L’art de roger gaudreau

Par Zone Occupée

Laurie Boivin

Médiatrice culturelle au centre d’art actuel Bang depuis 2015, Laurie Boivin a obtenu un baccalauréat en études cinématographiques ainsi qu’un diplôme de deuxième cycle en enseignement postsecondaire de l’Université de Montréal. Elle est également titulaire d’une maîtrise en cinéma de l’Université Concordia. Ses études l’ont amenée à effectuer différents stages de perfectionnement, notamment en Arts et Technologies Informatisées au Collège d’Alma et, plus récemment, à l’École Supérieure d’Arts Visuels de Marrakech. Elle a aussi siégé sur le conseil d’administration du centre d’artistes Langage Plus.

QUELQUES REPÈRES POUR PLONGER DANS L’ŒUVRE[1]

QU’ENTEND-ON PAR REGARDER UNE ŒUVRE ? COMMENT POUVONS-NOUS ALLER AU-DELÀ DE NOS PREMIÈRES IMPRESSIONS ? POURQUOI LES GENS LA CONSIDÈRENT-ILS COMME INTÉRESSANTE ? CE SONT LÀ DES QUESTIONS LÉGITIMES À SE POSER POUR TOUT AMATEUR D’ART.

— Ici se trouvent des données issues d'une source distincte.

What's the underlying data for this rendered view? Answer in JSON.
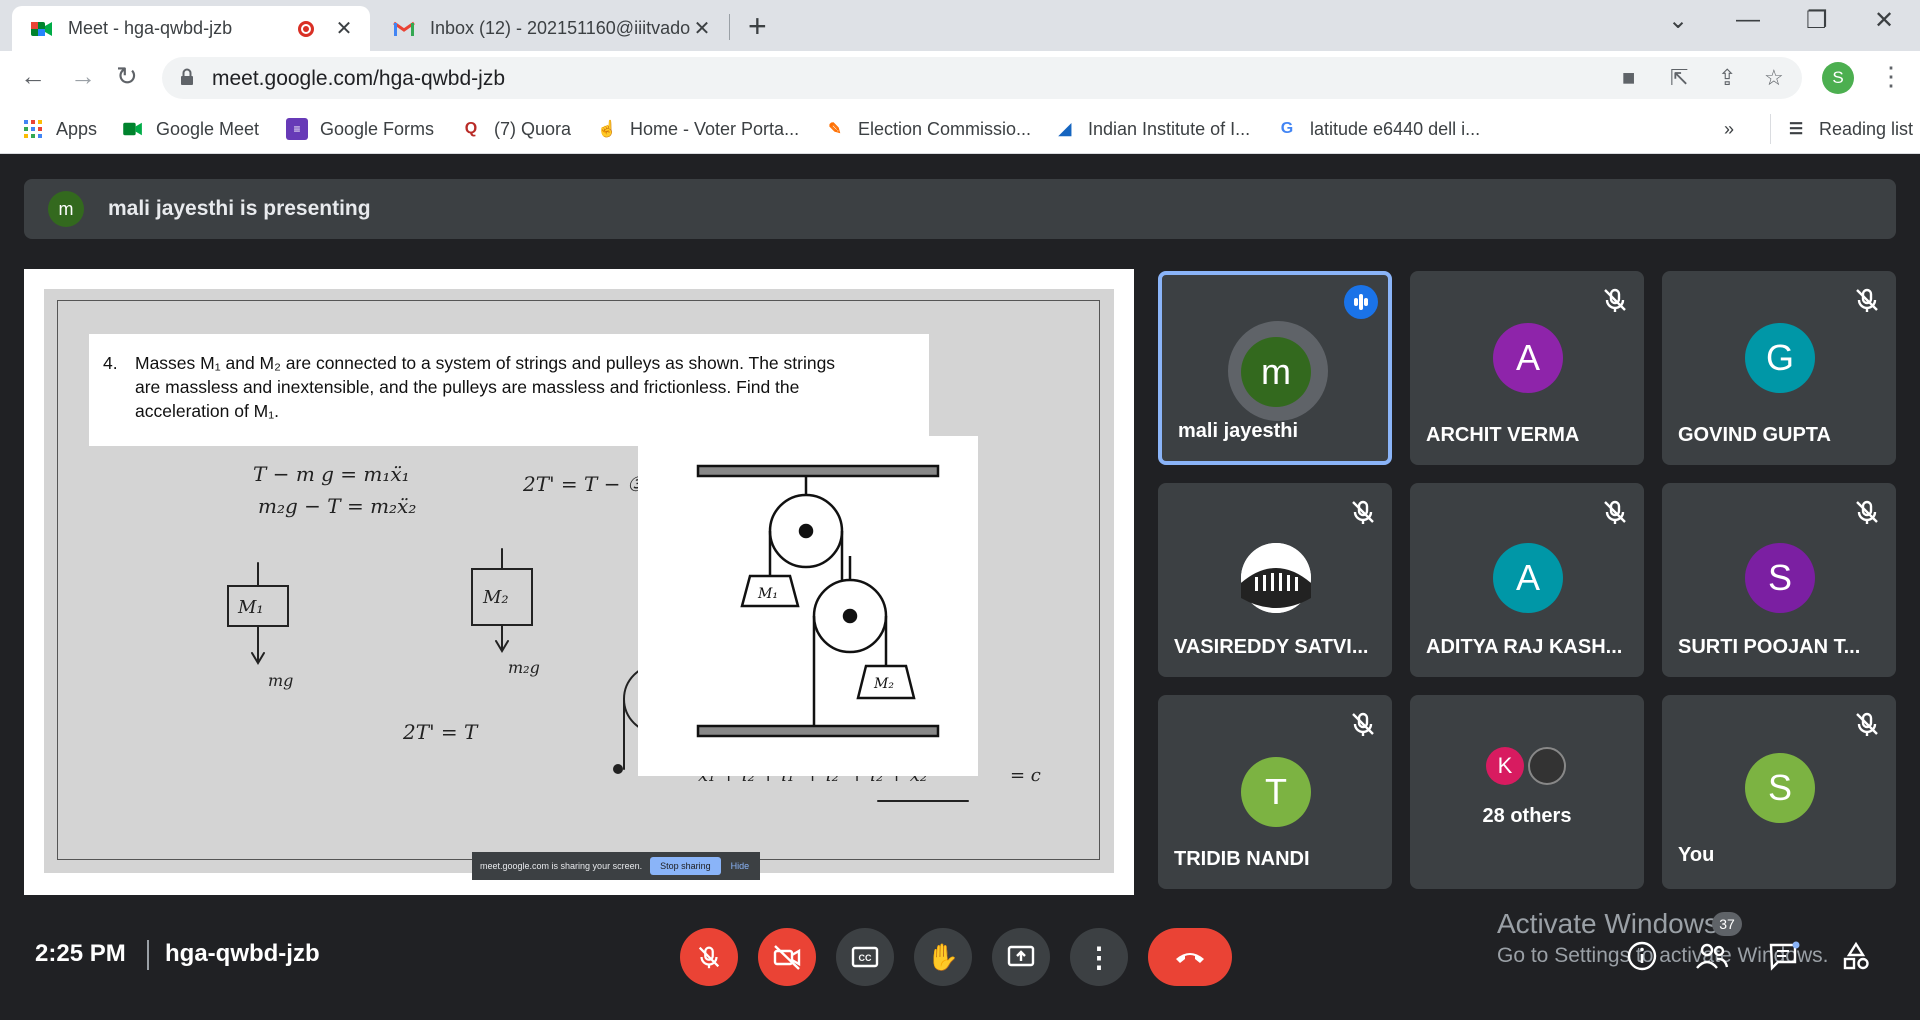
{
  "browser": {
    "tabs": [
      {
        "title": "Meet - hga-qwbd-jzb"
      },
      {
        "title": "Inbox (12) - 202151160@iiitvado"
      }
    ],
    "url": "meet.google.com/hga-qwbd-jzb",
    "profile_initial": "S",
    "bookmarks": [
      {
        "label": "Apps"
      },
      {
        "label": "Google Meet"
      },
      {
        "label": "Google Forms"
      },
      {
        "label": "(7) Quora"
      },
      {
        "label": "Home - Voter Porta..."
      },
      {
        "label": "Election Commissio..."
      },
      {
        "label": "Indian Institute of I..."
      },
      {
        "label": "latitude e6440 dell i..."
      }
    ],
    "overflow": "»",
    "reading_list": "Reading list"
  },
  "meet": {
    "presenter_initial": "m",
    "presenting_text": "mali jayesthi is presenting",
    "question": {
      "number": "4.",
      "text": "Masses M₁ and M₂ are connected to a system of strings and pulleys as shown. The strings are massless and inextensible, and the pulleys are massless and frictionless. Find the acceleration of M₁."
    },
    "share_bar": {
      "text": "meet.google.com is sharing your screen.",
      "stop": "Stop sharing",
      "hide": "Hide"
    },
    "participants": [
      {
        "initial": "m",
        "name": "mali jayesthi",
        "color": "#33691e",
        "speaking": true
      },
      {
        "initial": "A",
        "name": "ARCHIT VERMA",
        "color": "#8e24aa"
      },
      {
        "initial": "G",
        "name": "GOVIND GUPTA",
        "color": "#0097a7"
      },
      {
        "initial": "",
        "name": "VASIREDDY SATVI...",
        "color": "#ffffff"
      },
      {
        "initial": "A",
        "name": "ADITYA RAJ KASH...",
        "color": "#0097a7"
      },
      {
        "initial": "S",
        "name": "SURTI POOJAN T...",
        "color": "#7b1fa2"
      },
      {
        "initial": "T",
        "name": "TRIDIB NANDI",
        "color": "#7cb342"
      },
      {
        "initial": "K",
        "name": "28 others",
        "color": "#d81b60"
      },
      {
        "initial": "S",
        "name": "You",
        "color": "#7cb342"
      }
    ],
    "time": "2:25 PM",
    "meeting_code": "hga-qwbd-jzb",
    "activate_title": "Activate Windows",
    "activate_sub": "Go to Settings to activate Windows.",
    "participant_count": "37"
  }
}
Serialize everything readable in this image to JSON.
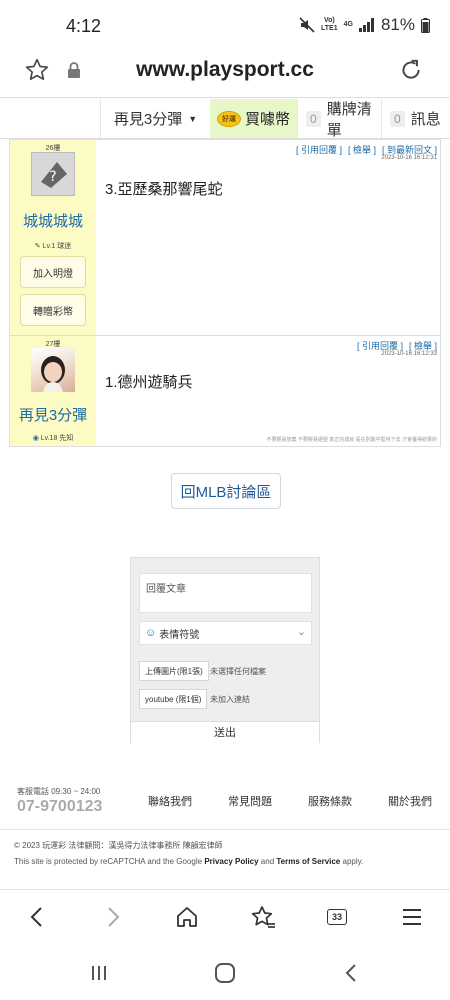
{
  "status_bar": {
    "time": "4:12",
    "volte": "Vo))\nLTE1",
    "network": "4G",
    "battery": "81%"
  },
  "browser": {
    "url": "www.playsport.cc"
  },
  "site_nav": {
    "user_menu": "再見3分彈",
    "coin_badge": "好運",
    "buy_coin": "買噱幣",
    "cart_count": "0",
    "cart": "購牌清單",
    "msg_count": "0",
    "messages": "訊息"
  },
  "posts": [
    {
      "floor": "26樓",
      "user": "城城城城",
      "level": "Lv.1 球迷",
      "follow": "加入明燈",
      "gift": "轉贈彩幣",
      "actions": [
        "[ 引用回覆 ]",
        "[ 檢舉 ]",
        "[ 到最新回文 ]"
      ],
      "time": "2023-10-16 16:12:31",
      "content": "3.亞歷桑那響尾蛇"
    },
    {
      "floor": "27樓",
      "user": "再見3分彈",
      "level": "Lv.18 先知",
      "actions": [
        "[ 引用回覆 ]",
        "[ 檢舉 ]"
      ],
      "time": "2023-10-16 16:12:33",
      "content": "1.德州遊騎兵",
      "disclaimer": "不要輕易放棄 不要輕易絕望 真正的成就 是在別酸中堅持下去 才會獲得結果的"
    }
  ],
  "back_button": "回MLB討論區",
  "reply": {
    "placeholder": "回覆文章",
    "emoji": "表情符號",
    "upload_image": "上傳圖片(限1張)",
    "upload_image_note": "未選擇任何檔案",
    "youtube": "youtube (限1個)",
    "youtube_note": "未加入連結",
    "submit": "送出"
  },
  "footer": {
    "hours": "客服電話 09:30 ~ 24:00",
    "phone": "07-9700123",
    "links": [
      "聯絡我們",
      "常見問題",
      "服務條款",
      "關於我們"
    ],
    "copyright": "© 2023 玩運彩  法律顧問：漢吳得力法律事務所 陳韻宏律師",
    "recaptcha_prefix": "This site is protected by reCAPTCHA and the Google ",
    "privacy": "Privacy Policy",
    "and": " and ",
    "terms": "Terms of Service",
    "apply": " apply."
  },
  "toolbar": {
    "tab_count": "33"
  },
  "colors": {
    "accent_blue": "#1d6aa5",
    "sidebar_yellow": "#fdfbc4",
    "coin_green": "#e8f7c8"
  }
}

Ici, nous regroupons ces questions dans une séquence intégrant trois actions de base : regarder, questionner et apprécier. Ces étapes tracent un chemin convivial vers la rencontre d’un travail artistique.

Roger Gaudreau est né à Rimouski et vit maintenant à Shawinigan. Il a complété un baccalauréat en arts à l’Université du Québec à Trois-Rivières ainsi qu’une maîtrise en arts à l’Université du Québec à Montréal. Suite à son baccalauréat, il a effectué un stage de sculpture de plusieurs mois en Italie. Ce voyage a marqué profondément sa pratique artistique. Il a réalisé plus d’une trentaine d’œuvres d’art public tant au Canada, en Finlande, en Australie qu’en Asie. Au cours des années, il a pris part à de nombreuses expositions collectives et individuelles ainsi qu’à des symposiums et résidences en Asie et en Europe. Il est le récipiendaire de nombreux prix et bourses dont ceux remis par le Conseil des arts et lettres du Québec et l’Université du Québec à Trois-Rivières. Il s’est également impliqué dans la communauté artistique comme vice-président du regroupement international Artists in Nature International Network, en 2000, et y siège à titre de président depuis 2012. Il est un des membres fondateurs de l’Atelier Silex à Trois-Rivières où il préside la Biennale de sculpture contemporaine depuis 2017. En plus de sa carrière artistique, cet artiste a notamment enseigné à l’Université du Québec à Chicoutimi et est chargé de cours à l’Université du Québec à Trois-Rivières depuis 1984.

QUELQUES REPÈRES POUR APPROCHER L’ŒUVRE

REGARDER

Prenez le temps qui vous convient pour bien examiner tous les détails de l’œuvre Traverses. Vous pouvez passer d’une composante sculpturale à l’autre pour les comparer entre elles et identifier les éléments qui font de l’ensemble des pièces un tout harmonieux. Émettez ainsi vos premières impressions sur l’œuvre et les hypothèses sur sa signification.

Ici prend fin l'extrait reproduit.